Star in the constellation Antlia

S Antliae is a W Ursae Majoris-type eclipsing binary star in Antlia.

==Characteristics==
S Antiliae is classed as an A-type W Ursae Majoris variable, since the primary is hotter than the secondary and the drop in magnitude is caused by the latter passing in front of the former. S Antiliae varies in apparent magnitude from 6.27 to 6.83 over a period of 15.6 hours. The system shines with a combined spectrum of A9V.

The system's orbital period is about 0.591 days. The stars' centres are an average of 3.82 times the Sun's radius apart. The system will evolve into an Algol variable.

Calculating the properties of the component stars indicates that the primary star has a mass 1.66 times and a diameter 2.09 times that of the Sun, and the secondary has a mass 0.55 times and a diameter 1.31 times that of the Sun. The primary has a surface temperature of 7,100 K, while the secondary is a little cooler at 6,859 K. The two stars have similar luminosity and spectral type as they have a common envelope and share stellar material. The system is thought to be around two billion years old.

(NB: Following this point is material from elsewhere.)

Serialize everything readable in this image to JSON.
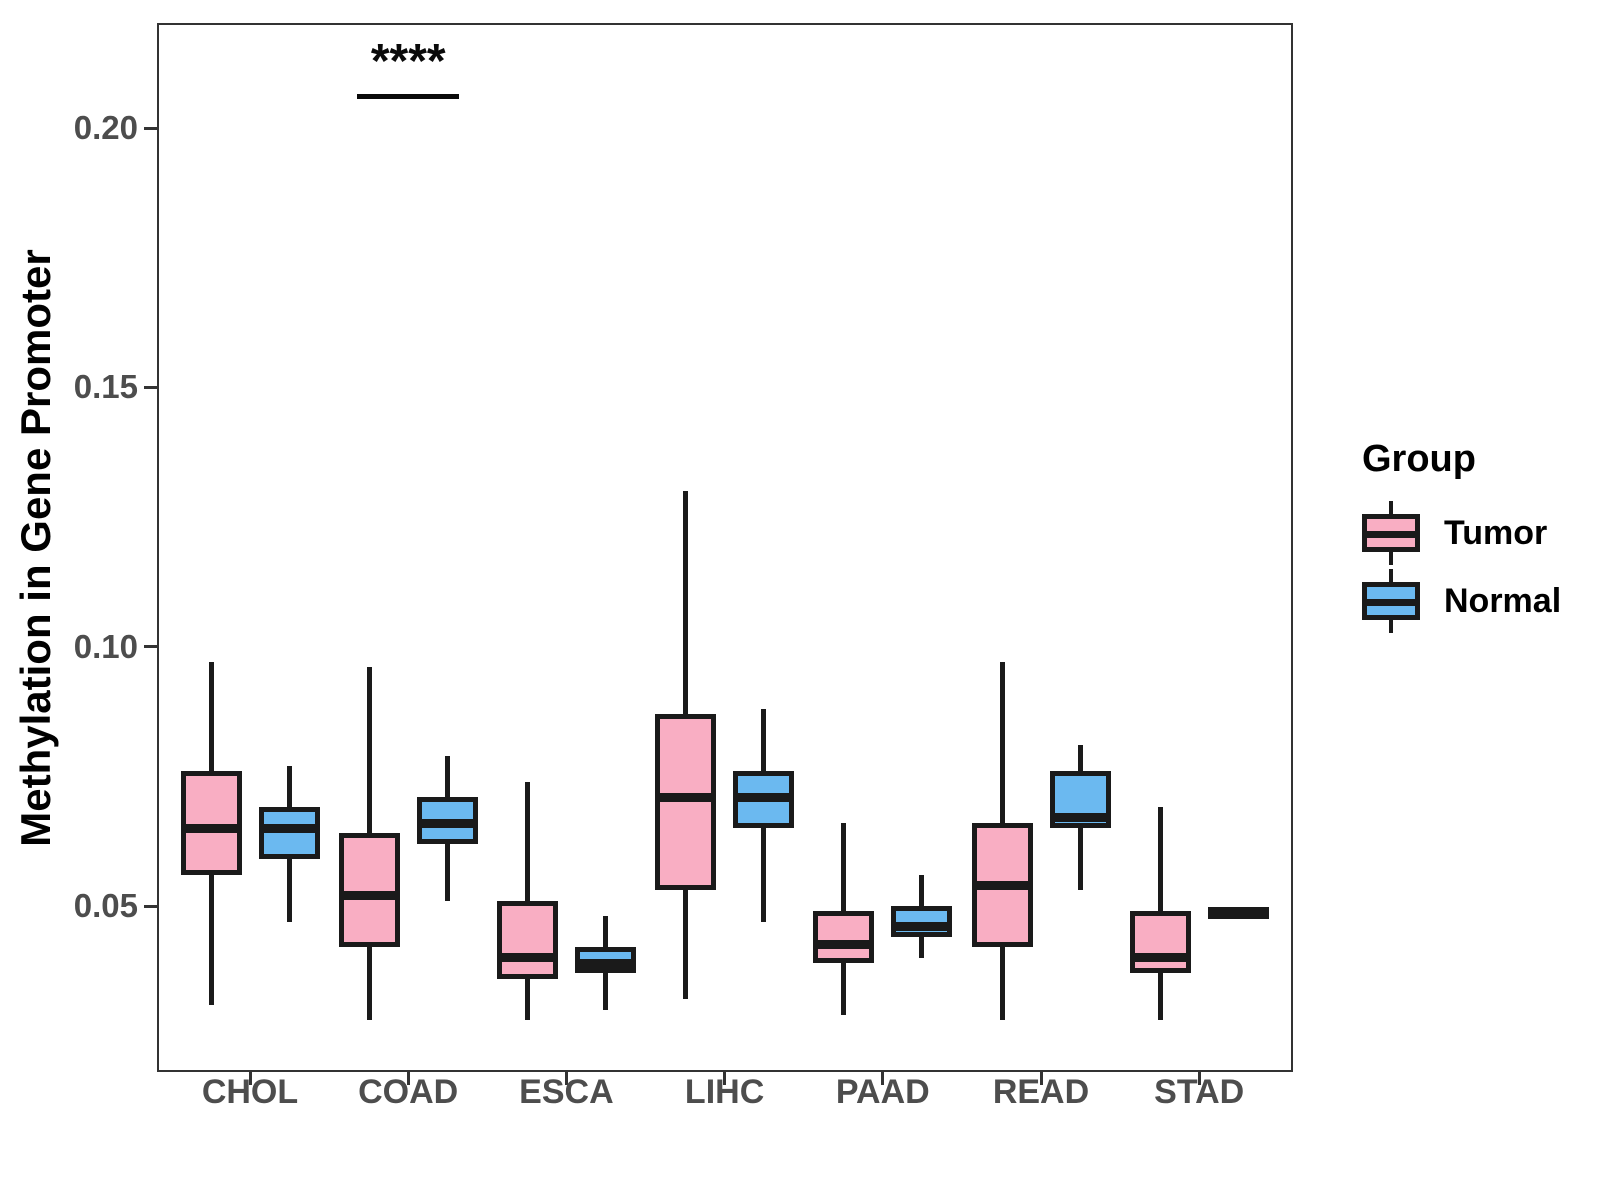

Based upon an annual parallax shift of 12.6116 milliarc seconds as measured by the Gaia satellite, this system is 79.3 pc from Earth. Analysing and recalibrating yields a parallax of 13.30 and hence a distance of 76 pc.

==History==

The star's variability was first recorded in 1888 by H.M. Paul, when it had the shortest known period of any variable star. It was initially thought to be an Algol-type eclipsing binary, but this was discounted by E.C. Pickering on account of it lacking a shallow minimum in its maximum and the width of its minimum period. Alfred H. Joy noted the similarity of its light curve to W Ursae Majoris in 1926, concluding the system was indeed an eclipsing binary with two stars of spectral type A8.